Joseph Kennedy Sr. (1888-1969), le père du Président John Fitzgerald assassiné en 1963 et du sénateur Bob assassiné 5 ans plus tard, s'était comme à son habitude bien renseigné sur les risques d'une lobotomie, même en mobilisant sa fille Kathleen (1920--1948), qui lui avait prévenu des résultats "vraiment insatisfaisants" et que les lobotomisés "n'existaient plus en tant qu'individus".
Après son rappel par le Président Franklin Delano Roosevelt comme ambassadeur en Angleterre, en octobre 1940, pour son attitude équivoque à l'égard d'Adolf Hitler, le père Kennedy avait transféré ses ambitions personnelles sur ses fils. Et c'est là que se situent les craintes qu'il a eu que Rosemary puisse compromettre ces ambitions par un acte insensé. Il voulait absolument croire Freeman qui lui avait assuré que la lobotomie "rendrait la jeune femme plus docile, moins sujette à des sautes d'humeur".

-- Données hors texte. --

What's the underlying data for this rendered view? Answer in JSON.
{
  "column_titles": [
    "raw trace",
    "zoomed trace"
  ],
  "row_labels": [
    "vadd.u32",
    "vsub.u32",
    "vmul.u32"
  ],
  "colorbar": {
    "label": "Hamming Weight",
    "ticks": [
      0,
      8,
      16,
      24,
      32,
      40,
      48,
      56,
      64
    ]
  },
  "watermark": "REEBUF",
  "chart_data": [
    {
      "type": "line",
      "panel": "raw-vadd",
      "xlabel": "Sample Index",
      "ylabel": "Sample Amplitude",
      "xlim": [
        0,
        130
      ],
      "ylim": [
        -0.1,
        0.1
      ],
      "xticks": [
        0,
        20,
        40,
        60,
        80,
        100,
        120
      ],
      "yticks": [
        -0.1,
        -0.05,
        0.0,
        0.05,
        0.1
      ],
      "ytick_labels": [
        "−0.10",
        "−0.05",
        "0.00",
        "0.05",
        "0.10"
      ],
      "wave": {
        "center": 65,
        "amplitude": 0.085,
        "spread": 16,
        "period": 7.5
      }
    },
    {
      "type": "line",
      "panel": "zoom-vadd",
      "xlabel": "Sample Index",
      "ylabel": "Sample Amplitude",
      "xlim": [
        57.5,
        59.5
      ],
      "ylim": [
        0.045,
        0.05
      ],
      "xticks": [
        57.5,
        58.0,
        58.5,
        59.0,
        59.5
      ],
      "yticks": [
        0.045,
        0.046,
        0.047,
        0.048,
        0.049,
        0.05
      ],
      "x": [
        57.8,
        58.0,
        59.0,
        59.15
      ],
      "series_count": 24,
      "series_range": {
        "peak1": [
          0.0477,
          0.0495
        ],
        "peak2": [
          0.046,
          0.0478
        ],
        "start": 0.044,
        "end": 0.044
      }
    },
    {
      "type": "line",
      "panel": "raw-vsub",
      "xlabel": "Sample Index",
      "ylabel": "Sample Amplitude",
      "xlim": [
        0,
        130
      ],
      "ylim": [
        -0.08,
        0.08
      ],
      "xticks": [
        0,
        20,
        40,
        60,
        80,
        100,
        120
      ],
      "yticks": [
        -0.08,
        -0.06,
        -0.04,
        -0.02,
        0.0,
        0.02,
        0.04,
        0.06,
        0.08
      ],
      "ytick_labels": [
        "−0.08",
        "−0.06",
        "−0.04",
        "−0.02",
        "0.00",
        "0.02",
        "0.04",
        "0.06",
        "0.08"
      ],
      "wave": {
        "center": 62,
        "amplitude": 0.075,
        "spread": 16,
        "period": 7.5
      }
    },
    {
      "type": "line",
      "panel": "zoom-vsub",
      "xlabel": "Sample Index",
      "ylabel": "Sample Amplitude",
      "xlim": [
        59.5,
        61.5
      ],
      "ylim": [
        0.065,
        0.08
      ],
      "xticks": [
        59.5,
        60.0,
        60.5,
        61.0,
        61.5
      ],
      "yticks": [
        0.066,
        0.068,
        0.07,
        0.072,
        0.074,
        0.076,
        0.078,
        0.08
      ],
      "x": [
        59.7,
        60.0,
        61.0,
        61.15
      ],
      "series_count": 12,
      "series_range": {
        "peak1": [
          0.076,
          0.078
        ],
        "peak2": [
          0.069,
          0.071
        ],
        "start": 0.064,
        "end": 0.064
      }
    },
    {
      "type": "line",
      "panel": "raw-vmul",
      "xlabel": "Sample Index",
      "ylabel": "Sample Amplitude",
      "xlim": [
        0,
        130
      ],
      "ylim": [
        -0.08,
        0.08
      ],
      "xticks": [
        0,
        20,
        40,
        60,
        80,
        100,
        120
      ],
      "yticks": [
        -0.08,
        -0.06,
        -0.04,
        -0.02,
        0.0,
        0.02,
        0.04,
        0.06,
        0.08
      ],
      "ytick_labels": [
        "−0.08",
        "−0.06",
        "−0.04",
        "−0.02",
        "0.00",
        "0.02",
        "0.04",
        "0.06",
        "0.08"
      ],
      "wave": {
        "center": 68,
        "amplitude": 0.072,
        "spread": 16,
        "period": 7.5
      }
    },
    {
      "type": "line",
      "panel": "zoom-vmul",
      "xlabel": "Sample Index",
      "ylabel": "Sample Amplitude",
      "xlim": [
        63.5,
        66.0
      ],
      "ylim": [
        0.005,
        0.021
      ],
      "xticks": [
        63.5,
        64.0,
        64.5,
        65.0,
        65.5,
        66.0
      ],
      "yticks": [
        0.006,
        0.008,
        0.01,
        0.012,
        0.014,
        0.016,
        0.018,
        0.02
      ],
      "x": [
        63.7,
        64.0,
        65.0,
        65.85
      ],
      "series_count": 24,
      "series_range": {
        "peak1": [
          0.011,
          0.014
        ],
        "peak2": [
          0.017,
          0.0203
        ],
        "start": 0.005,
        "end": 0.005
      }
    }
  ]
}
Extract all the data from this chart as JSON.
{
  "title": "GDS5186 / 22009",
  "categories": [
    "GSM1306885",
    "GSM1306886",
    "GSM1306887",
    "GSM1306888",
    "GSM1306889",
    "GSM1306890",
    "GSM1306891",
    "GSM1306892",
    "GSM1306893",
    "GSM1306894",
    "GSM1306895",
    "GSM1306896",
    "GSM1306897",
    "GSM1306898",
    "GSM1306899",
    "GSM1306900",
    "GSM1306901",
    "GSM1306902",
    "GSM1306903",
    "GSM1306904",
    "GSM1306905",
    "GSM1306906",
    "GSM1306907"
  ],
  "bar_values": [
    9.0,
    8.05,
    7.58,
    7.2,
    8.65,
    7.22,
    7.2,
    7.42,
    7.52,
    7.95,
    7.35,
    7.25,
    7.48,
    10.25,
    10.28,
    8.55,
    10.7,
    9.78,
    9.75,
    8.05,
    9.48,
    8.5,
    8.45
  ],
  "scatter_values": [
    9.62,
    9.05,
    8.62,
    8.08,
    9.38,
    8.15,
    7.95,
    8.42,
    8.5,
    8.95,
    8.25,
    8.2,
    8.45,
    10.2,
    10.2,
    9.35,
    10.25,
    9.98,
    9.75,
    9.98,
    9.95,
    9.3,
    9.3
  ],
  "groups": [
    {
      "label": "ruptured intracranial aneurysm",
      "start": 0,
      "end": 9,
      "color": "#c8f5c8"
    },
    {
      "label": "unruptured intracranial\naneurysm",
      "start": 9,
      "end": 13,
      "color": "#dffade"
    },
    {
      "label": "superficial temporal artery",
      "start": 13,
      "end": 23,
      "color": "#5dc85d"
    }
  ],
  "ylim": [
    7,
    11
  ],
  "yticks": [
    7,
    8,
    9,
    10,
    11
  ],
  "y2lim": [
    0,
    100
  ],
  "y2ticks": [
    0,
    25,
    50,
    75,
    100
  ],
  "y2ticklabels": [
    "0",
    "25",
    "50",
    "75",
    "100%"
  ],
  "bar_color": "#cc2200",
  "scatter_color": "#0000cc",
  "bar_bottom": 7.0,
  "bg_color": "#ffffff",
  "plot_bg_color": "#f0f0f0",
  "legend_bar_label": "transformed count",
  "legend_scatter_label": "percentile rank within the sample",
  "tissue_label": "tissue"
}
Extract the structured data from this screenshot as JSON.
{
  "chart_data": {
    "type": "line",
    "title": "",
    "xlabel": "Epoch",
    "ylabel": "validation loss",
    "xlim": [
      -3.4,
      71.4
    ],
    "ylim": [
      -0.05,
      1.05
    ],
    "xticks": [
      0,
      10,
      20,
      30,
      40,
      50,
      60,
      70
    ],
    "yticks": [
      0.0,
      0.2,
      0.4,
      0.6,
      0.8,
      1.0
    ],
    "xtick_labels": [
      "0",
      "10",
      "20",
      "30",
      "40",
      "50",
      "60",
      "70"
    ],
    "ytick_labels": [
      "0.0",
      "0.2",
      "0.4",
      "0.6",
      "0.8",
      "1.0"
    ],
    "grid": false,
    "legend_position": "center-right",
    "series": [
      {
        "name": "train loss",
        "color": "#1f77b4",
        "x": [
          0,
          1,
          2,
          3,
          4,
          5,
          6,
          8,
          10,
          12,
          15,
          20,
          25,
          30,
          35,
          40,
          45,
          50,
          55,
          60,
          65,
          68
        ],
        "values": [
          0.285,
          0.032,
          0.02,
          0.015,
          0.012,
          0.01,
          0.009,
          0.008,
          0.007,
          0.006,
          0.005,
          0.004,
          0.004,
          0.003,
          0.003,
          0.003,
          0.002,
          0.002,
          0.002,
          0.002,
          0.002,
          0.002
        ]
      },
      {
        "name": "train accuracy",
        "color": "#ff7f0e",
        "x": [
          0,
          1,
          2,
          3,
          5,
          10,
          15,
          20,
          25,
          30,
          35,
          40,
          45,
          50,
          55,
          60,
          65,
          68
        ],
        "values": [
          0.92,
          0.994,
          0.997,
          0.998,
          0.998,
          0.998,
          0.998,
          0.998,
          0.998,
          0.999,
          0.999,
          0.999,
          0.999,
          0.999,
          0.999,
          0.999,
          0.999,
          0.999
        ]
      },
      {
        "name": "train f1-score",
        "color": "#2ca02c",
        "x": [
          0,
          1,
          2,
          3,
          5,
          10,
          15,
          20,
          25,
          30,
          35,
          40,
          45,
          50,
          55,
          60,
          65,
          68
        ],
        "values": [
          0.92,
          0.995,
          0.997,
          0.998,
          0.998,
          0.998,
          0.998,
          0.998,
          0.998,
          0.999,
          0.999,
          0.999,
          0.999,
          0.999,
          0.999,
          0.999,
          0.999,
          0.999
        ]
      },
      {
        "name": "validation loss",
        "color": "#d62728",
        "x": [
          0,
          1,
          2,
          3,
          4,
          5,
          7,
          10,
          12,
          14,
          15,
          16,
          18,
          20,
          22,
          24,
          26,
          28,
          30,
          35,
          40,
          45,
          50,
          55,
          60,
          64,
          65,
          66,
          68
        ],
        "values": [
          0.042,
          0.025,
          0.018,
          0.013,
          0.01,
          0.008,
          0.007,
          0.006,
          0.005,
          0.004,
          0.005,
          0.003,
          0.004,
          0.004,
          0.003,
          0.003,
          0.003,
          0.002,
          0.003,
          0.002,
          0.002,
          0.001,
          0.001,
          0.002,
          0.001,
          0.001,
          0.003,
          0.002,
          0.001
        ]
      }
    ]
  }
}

À part son père Joseph, qui payait royalement ses séjours et soins chez les soeurs de Saint-François-d'Assise dans le Wisconsin, elle n'a plus vu sa mère, ni ses frères et soeurs. le sujet Rosemary était tabou chez les Kennedy. Envers son épouse Rose, Joseph adoptait un optimisme de façade en lui disant qu'elle allait "très bien" (page 225).

Mary Clifford Larson dans son ouvrage nous raconte aussi plein de faits sur la famille Kennedy, que je ne résume pas ici, ayant préféré me concentrer sur Rosemary et cette horrible lobotomie.

Étrangement, en lisant l'affligeante mésaventure de Rosemary Kennedy, j'ai été envahi par le même double sentiment de déception fondamentale et colère comme lorsque j'ai lu, il y a 2 ans, l'excellent ouvrage d'Anne Delbée "Une femme" sur le sort épouvantable réservé à la grande Camille Claudel. En somme, pas si étrange que ça, vu d'une certaine perspective... familiale ! Voire mon billet du 19 mai 2017.